‘the Bill Is Dead’: New York Republican Blasts House Gop’s Chief Tax Writer

New York Republican Rep. Nick LaLota said the GOP’s tax legislation as currently written is “dead on arrival” — and accused his party’s chief tax writer of acting in "bad faith" by proceeding with a proposal for a key tax deduction that didn't have sufficient buy-in.
“The bill is dead effectively on the floor,” said LaLota in an interview Monday evening of a sweeping tax package released just hours earlier by leaders of the House Ways and Means Committee, in anticipation of a markup Tuesday afternoon.
LaLota and four other blue state Republicans hailing from New York, California and New Jersey have been pushing hard for a big boost to the $10,000 state and local tax deduction as part of the Republican megabill to enact broad swaths of President Donald Trump's domestic agenda.
But of policies currently included in the Ways and Means draft bill that would increase the SALT deduction, LaLota accused committee chair Jason Smith (R-Mo.) of acting in “bad faith in presenting a bill that … doesn’t even come close to earning our vote.”
A Republican spokesperson for the Ways and Means Committee declined to comment.
The open criticism of the chair of a powerful committee from a member of the same party spells big trouble for Speaker Mike Johnson and GOP leaders as they race to put President Donald Trump’s “big beautiful bill” on the House floor next week.
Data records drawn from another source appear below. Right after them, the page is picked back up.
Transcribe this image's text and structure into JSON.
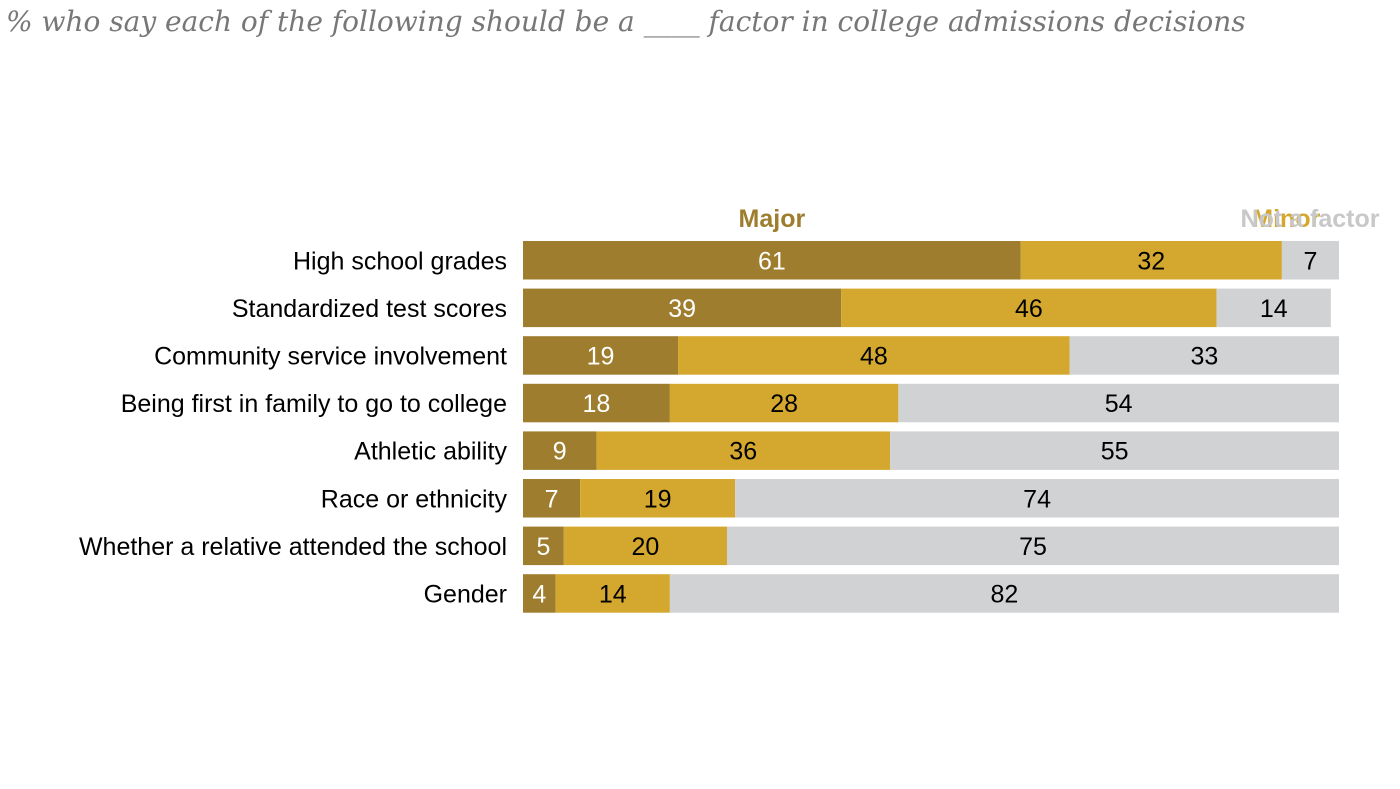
{
  "chart_data": {
    "type": "bar",
    "orientation": "horizontal",
    "stacked": true,
    "title": "% who say each of the following should be a ____ factor in college admissions decisions",
    "categories": [
      "High school grades",
      "Standardized test scores",
      "Community service involvement",
      "Being first in family to go to college",
      "Athletic ability",
      "Race or ethnicity",
      "Whether a relative attended the school",
      "Gender"
    ],
    "series": [
      {
        "name": "Major",
        "color": "#9e7d2e",
        "label_color": "#ffffff",
        "values": [
          61,
          39,
          19,
          18,
          9,
          7,
          5,
          4
        ]
      },
      {
        "name": "Minor",
        "color": "#d4a82f",
        "label_color": "#000000",
        "values": [
          32,
          46,
          48,
          28,
          36,
          19,
          20,
          14
        ]
      },
      {
        "name": "Not a factor",
        "color": "#d1d2d4",
        "label_color": "#000000",
        "values": [
          7,
          14,
          33,
          54,
          55,
          74,
          75,
          82
        ]
      }
    ],
    "legend_colors": [
      "#9e7d2e",
      "#d4a82f",
      "#c8c8c8"
    ],
    "xlim": [
      0,
      100
    ],
    "grid": false,
    "legend_position": "top"
  }
}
Johnson can only lose three Republicans on a party-line vote and still pass the sweeping tax, border and energy legislation.
The tax component of that bill released Monday included a tripling of the SALT cap to $30,000 and new income limits for the increased deduction. LaLota and his fellow so-called SALT Republicans think that the proposal is wildly insufficient.
LaLota pointed to a joint statement issued by him and three other Republican lawmakers rejecting a $30,000 cap last week, saying he was surprised that the committee chair revealed that the draft bill included that same figure, with a $400,000 income limit.
“The SALT Caucus summarily rejected 30k a few days ago, and yet the chairman presented 30k in the meeting,” said LaLota, adding that the SALT Republicans on the call rebutted the proposal. “I was disappointed that the committee chairman insulted us with fake numbers and fault conclusions.”
For their part, many members of the Ways and Means committee, including Smith, believe that the SALT deduction unfairly subsidizes high-tax states. Smith has also indicated in recent days that he believes it isn't up to him to negotiate with the SALT Republicans but rather House GOP leadership. Johnson did take a more active role following the Monday morning call, according to Republicans granted anonymity to share details of private conversations.
At the same time, SALT Republicans are also experiencing fissures among themselves, which have exacerbated in the last 24 hours, mainly between the lawmakers who say they will accept an agreement closer to $30,000 and those who are digging in for a much larger increase. The SALT Republicans have also been split on whether they can tolerate an income cap on which taxpayers can claim the increased deduction.
The House Ways and Means Committee plans to open debate on the tax portion of the Trump agenda bill Tuesday afternoon. House GOP leadership hopes to resolve the differences over the SALT deduction after the markup and before the legislation heads to the chamber floor.